Soul boys of the Western world è il film-documentario della regista George Hencken che ha mostrato una band divenuta celebre nel cuore degli anni '80: gli Spandau Ballet. Gary e Martin Kemp, Steve Norman, John Keeble, Tony Hadley, insieme alla regista, hanno incontrato la stampa.

Una curiosità, quali sono i vostri film preferiti?
Gary Kemp: Arancia meccanica, Nuovo cinema paradiso, Il padrino e anche i primi film di Kubrick.

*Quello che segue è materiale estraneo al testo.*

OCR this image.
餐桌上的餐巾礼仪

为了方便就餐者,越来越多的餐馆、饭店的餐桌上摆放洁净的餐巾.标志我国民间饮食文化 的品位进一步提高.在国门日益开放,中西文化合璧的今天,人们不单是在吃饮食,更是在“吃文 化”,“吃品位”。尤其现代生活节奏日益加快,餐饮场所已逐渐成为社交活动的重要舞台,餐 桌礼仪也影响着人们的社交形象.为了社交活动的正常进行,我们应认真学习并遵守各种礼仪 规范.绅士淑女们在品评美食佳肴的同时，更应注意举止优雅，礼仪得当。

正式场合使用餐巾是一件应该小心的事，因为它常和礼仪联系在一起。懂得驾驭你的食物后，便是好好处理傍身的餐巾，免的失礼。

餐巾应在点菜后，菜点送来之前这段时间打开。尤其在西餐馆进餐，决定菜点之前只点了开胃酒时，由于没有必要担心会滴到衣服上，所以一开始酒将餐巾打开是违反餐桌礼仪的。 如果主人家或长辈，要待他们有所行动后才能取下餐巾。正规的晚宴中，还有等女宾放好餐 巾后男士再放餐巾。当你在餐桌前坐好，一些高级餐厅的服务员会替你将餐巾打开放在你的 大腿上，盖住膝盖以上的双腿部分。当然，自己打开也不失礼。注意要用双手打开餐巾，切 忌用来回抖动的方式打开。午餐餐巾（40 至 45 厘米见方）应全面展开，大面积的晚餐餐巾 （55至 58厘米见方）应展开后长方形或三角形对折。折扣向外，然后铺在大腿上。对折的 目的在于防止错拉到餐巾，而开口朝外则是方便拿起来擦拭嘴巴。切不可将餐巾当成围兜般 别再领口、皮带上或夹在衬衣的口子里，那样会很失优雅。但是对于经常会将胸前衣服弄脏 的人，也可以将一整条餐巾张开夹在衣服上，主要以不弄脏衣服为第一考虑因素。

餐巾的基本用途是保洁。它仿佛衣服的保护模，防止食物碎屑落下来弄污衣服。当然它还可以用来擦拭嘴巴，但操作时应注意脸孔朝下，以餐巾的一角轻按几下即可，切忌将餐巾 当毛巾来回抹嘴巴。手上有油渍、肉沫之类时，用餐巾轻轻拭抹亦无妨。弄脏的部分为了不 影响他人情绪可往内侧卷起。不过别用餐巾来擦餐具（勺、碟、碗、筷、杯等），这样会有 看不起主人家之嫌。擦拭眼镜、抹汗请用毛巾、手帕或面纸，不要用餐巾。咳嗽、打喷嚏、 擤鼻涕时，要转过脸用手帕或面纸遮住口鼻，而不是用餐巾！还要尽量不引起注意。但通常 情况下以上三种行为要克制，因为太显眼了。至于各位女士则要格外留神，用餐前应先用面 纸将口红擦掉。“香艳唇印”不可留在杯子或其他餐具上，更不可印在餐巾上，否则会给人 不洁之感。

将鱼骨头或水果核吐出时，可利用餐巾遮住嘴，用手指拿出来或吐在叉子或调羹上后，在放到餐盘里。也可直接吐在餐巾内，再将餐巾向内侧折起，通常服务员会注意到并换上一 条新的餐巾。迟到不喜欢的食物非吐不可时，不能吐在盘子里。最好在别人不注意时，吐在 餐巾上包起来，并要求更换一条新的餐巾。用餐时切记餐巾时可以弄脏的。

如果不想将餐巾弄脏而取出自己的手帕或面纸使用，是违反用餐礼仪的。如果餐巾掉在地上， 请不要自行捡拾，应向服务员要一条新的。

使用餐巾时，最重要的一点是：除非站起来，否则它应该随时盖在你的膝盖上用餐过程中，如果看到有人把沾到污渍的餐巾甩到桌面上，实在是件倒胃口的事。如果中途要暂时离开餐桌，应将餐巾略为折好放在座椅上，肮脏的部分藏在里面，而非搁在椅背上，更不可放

Come è stato pensato il film?
George Hencken: Ho realizzato un film in cui ci si soffermasse anche sulla loro vita prima del successo. Da dove provengono, le zone in cui sono cresciuti. Ad ispirarmi è stato il film Senna di Asif Kapadia, ma a differenza di questo, in Soul boys of the Western world non muore nessuno! Per realizzare questo film, ho lavorato facendo una ricerca negli archivi, questo ha significato vedere come la band è cresciuta.

Tony Hadley: Ho adorato la prima parte del film perché mostra proprio i luoghi in cui siamo cresciuti, dove ci siamo incontrati e dove tutto è iniziato. Però non è solo un film su di noi, è anche un film su quel preciso decennio che sono gli anni '80. Soul boys of the Western world sarà proiettato nelle sale italiane il 21 e il 22 ottobre, quindi è una straordinaria opportunità per noi e per quel pubblico italiano che ci ha amato e continua a farlo.

Il film è composto da estratti di filmati del passato, anche semplici riprese video nel quotidiano. Come sono stati trovati?
È stato un lavoro di archivio, ci hanno aiutato tutte le persone che erano in possesso di qualsiasi traccia video che potesse testimoniare quel periodo. Per l'Italia, ci ha aiutato Red Ronnie. In questo modo, il film lo vedo come una sorta di caccia al tesoro perché l'impostazione dipende da cosa hai trovato. 

A proposito del pubblico italiano, come lo vedete e come siete stati accolti quando in passato avete fatto qui in Italia dei concerti?
Martin Kemp: Siamo stati amati da subito in Italia. Poi, grazie a Red Ronnie, gli italiani si sono affezionati a noi e alla nostra musica. Gli italiani amano la nostra musica perché c'è molta melodia. Ricordo che qui i fan si sono cresciuti grazie a Mtv. Qui abbiamo incontrato le fan più pazze e di ogni età. 

 

 

Cosa pensate della nuova scena musicale?
Tony Hadley:  La scena musicale attuale è molto buona. La difficoltà è venderla. 

Gary Kemp: Inoltre, negli anni '80, la moda e la musica erano unite e ognuno aveva la propria identità, oggi ci sono troppi profili e nessuno si identifica in un solo genere.